I worked designing a piped water scheme for a camp of people who had fled Kabul as a result of the fighting. In the arid countryside between Jalalabad and the border with Pakistan a new city of tents and mud had grown up for a quarter of a million people, scorching hot in summer, bitterly cold in winter. 

It was a land sown with dragons' teeth. The countryside had been a battlefield for so long that occasionally kids trying to scavenge scrap metal would have lumps blown off them when they picked up some unexploded ordnance or discarded anti-personnel mine. 

In the evening there was little to do other than play chess. One of the drivers was particularly good and in years gone by he had been good enough to be selected to play the Russian grand master Anatoly Karpov in an exhibition match when he visited Afghanistan.

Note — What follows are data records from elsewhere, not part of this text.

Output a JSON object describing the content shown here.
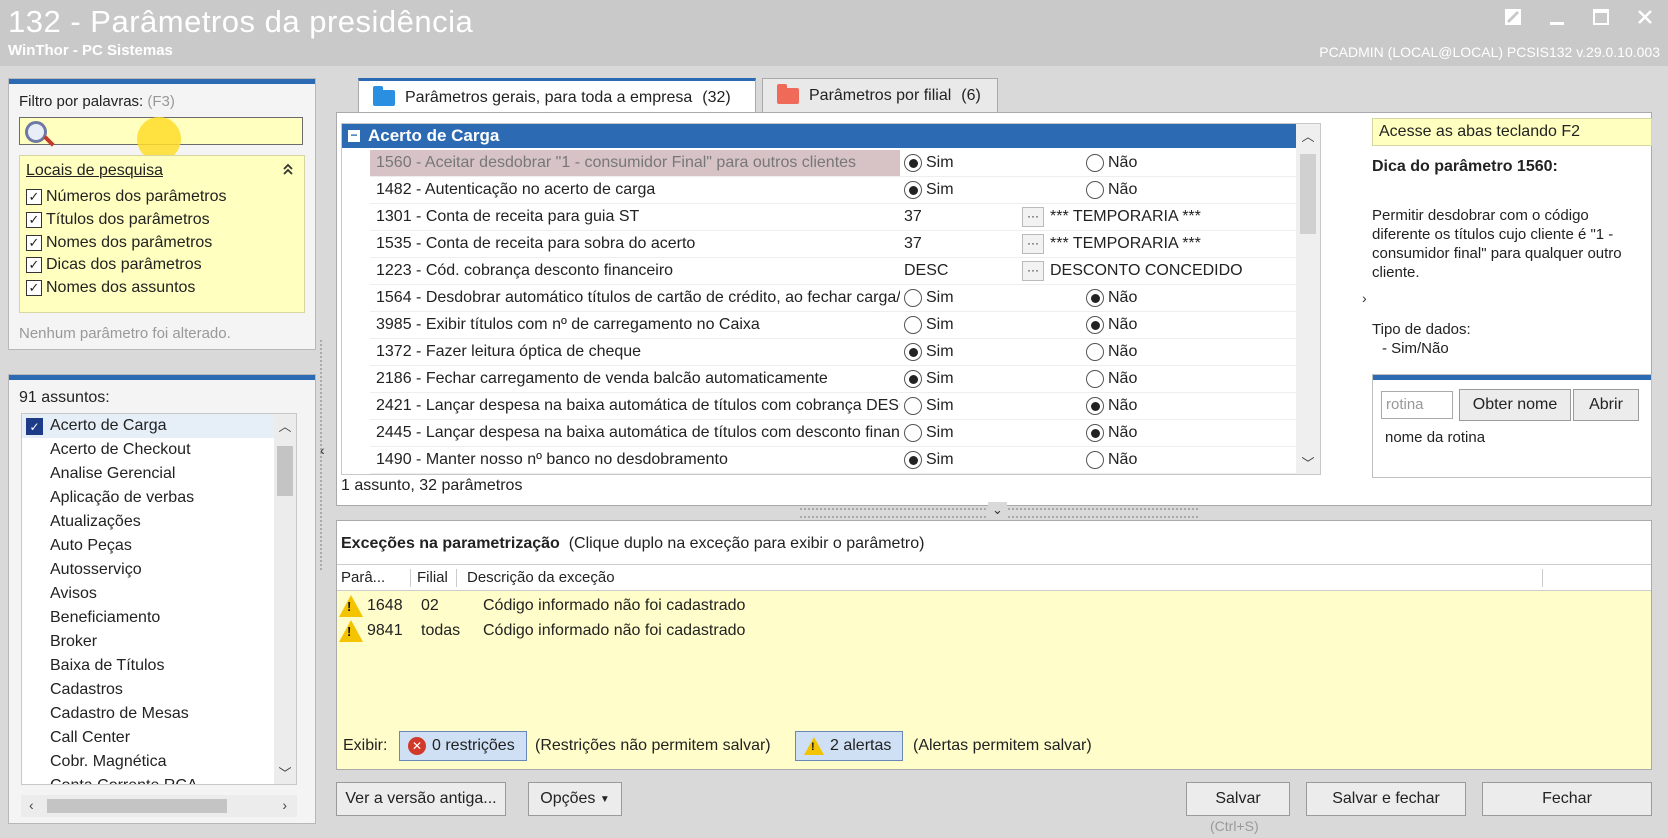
{
  "window": {
    "title": "132 - Parâmetros da presidência",
    "subtitle": "WinThor - PC Sistemas",
    "userinfo": "PCADMIN (LOCAL@LOCAL)   PCSIS132  v.29.0.10.003"
  },
  "filter": {
    "label": "Filtro por palavras:",
    "hint": "(F3)",
    "value": "",
    "locais_title": "Locais de pesquisa",
    "options": [
      {
        "label": "Números dos parâmetros",
        "checked": true
      },
      {
        "label": "Títulos dos parâmetros",
        "checked": true
      },
      {
        "label": "Nomes dos parâmetros",
        "checked": true
      },
      {
        "label": "Dicas dos parâmetros",
        "checked": true
      },
      {
        "label": "Nomes dos assuntos",
        "checked": true
      }
    ],
    "status": "Nenhum parâmetro foi alterado."
  },
  "assuntos": {
    "count_label": "91 assuntos:",
    "items": [
      "Acerto de Carga",
      "Acerto de Checkout",
      "Analise Gerencial",
      "Aplicação de verbas",
      "Atualizações",
      "Auto Peças",
      "Autosserviço",
      "Avisos",
      "Beneficiamento",
      "Broker",
      "Baixa de Títulos",
      "Cadastros",
      "Cadastro de Mesas",
      "Call Center",
      "Cobr. Magnética",
      "Conta Corrente RCA"
    ]
  },
  "tabs": [
    {
      "label": "Parâmetros gerais, para toda a empresa",
      "count": "(32)",
      "color": "#2a8fe0"
    },
    {
      "label": "Parâmetros por filial",
      "count": "(6)",
      "color": "#f06a5a"
    }
  ],
  "grid": {
    "group": "Acerto de Carga",
    "rows": [
      {
        "name": "1560 - Aceitar desdobrar \"1 - consumidor Final\" para outros clientes",
        "type": "radio",
        "value": "Sim"
      },
      {
        "name": "1482 - Autenticação no acerto de carga",
        "type": "radio",
        "value": "Sim"
      },
      {
        "name": "1301 - Conta de receita para guia ST",
        "type": "code",
        "code": "37",
        "desc": "*** TEMPORARIA ***"
      },
      {
        "name": "1535 - Conta de receita para sobra do acerto",
        "type": "code",
        "code": "37",
        "desc": "*** TEMPORARIA ***"
      },
      {
        "name": "1223 - Cód. cobrança desconto financeiro",
        "type": "code",
        "code": "DESC",
        "desc": "DESCONTO CONCEDIDO"
      },
      {
        "name": "1564 - Desdobrar automático títulos de cartão de crédito, ao fechar carga/ca",
        "type": "radio",
        "value": "Não"
      },
      {
        "name": "3985 - Exibir títulos com nº de carregamento no Caixa",
        "type": "radio",
        "value": "Não"
      },
      {
        "name": "1372 - Fazer leitura óptica de cheque",
        "type": "radio",
        "value": "Sim"
      },
      {
        "name": "2186 - Fechar carregamento de venda balcão automaticamente",
        "type": "radio",
        "value": "Sim"
      },
      {
        "name": "2421 - Lançar despesa na baixa automática de títulos com cobrança DESC.",
        "type": "radio",
        "value": "Não"
      },
      {
        "name": "2445 - Lançar despesa na baixa automática de títulos com desconto financeir",
        "type": "radio",
        "value": "Não"
      },
      {
        "name": "1490 - Manter nosso nº banco no desdobramento",
        "type": "radio",
        "value": "Sim"
      }
    ],
    "yes_label": "Sim",
    "no_label": "Não",
    "footer": "1 assunto, 32 parâmetros"
  },
  "tip": {
    "hint": "Acesse as abas teclando F2",
    "title": "Dica do parâmetro 1560:",
    "text": "Permitir desdobrar com o código diferente os títulos cujo cliente é \"1 - consumidor final\" para qualquer outro cliente.",
    "type_label": "Tipo de dados:",
    "type_value": "- Sim/Não"
  },
  "rotina": {
    "placeholder": "rotina",
    "obter_label": "Obter nome",
    "abrir_label": "Abrir",
    "name_label": "nome da rotina"
  },
  "excecoes": {
    "title": "Exceções na parametrização",
    "subtitle": "(Clique duplo na exceção para exibir o parâmetro)",
    "columns": [
      "Parâ...",
      "Filial",
      "Descrição da exceção"
    ],
    "rows": [
      {
        "param": "1648",
        "filial": "02",
        "desc": "Código informado não foi cadastrado"
      },
      {
        "param": "9841",
        "filial": "todas",
        "desc": "Código informado não foi cadastrado"
      }
    ],
    "exibir_label": "Exibir:",
    "restricoes_label": "0 restrições",
    "restricoes_note": "(Restrições não permitem salvar)",
    "alertas_label": "2 alertas",
    "alertas_note": "(Alertas permitem salvar)"
  },
  "footer": {
    "old_version": "Ver a versão antiga...",
    "options": "Opções",
    "save": "Salvar",
    "save_shortcut": "(Ctrl+S)",
    "save_close": "Salvar e fechar",
    "close": "Fechar"
  }
}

One night our warehouse in Jalalabad was robbed. We contacted the local authorities and the governor himself showed up to take charge of the investigation. This amounted to him ordering the warehouse guards arrested and beaten until they told the truth of who was responsible. The governor just naturally assumed that these young guards were involved. Still, I don't think the culprits were ever caught.

Once, in the Jalalabad bazaar to buy some fruit juice, I remember a young Afghan man, sporting bandoliers and carrying an AK 47 slung over his shoulder, screaming at me for reasons that I could not discern. Discretion always being the better part of valour, I tried to make myself scarce. But I noticed his green eyes dilated with drugs as I fled.

There was a shop in the bazaar we called the antique shop. It sold all manner of bric-a-brac. This included buttons cut from the uniforms of British and Soviet soldiers who had died at the hands of Afghan guerrillas during 19th and 20th Century imperial adventures, and whose graves lay still in the mountains around us. I imagined that if you went deep enough into that bazaar there might be a shop where the lamps burned darkness and, for the price of your soul, even a flying carpet could be yours to possess. 

Around this time we first heard the stirrings of the Taliban. I don't know where I first heard the suggestion, whether it was in Afghanistan or Pakistan, that this might be a good thing. At least they were a national movement, it was said, who might finally end the years of factional and ethnic conflict in the country. Certainly uniting in the face of a common enemy would be one way of obtaining national unity. Unfortunately women and girls seemed to be the ones who would obtain that unfortunate designation of "common enemy". 

Not that it was a feminist halcyon up to that. One Afghan engineer I worked with was nervously hoping that his pregnant wife would give birth to a son. If she didn't his mother and sisters were already pressuring him to take another wife who would produce a boy. 

Years later, on a beach outside the port of Massawa in Eritrea, I fell into a fragmented conversation with a small group of Russian sailors in port for a couple of days. One of them, the one who spoke the most English pointed to the eldest of the group. "He is an Afghanski", I was told, a veteran of the Afghan war.

"What parts of Afghanistan did he serve in?" I asked. 

From the litany he repeated one name stuck out: Jalalabad. "What did you do there?" I asked.

"You know the power plant in Jalalabad?" he asked, via our translator. 

"There was no power plant." I said. "It had been blown up."

"Yes," the Afghanski said. "I blew it up."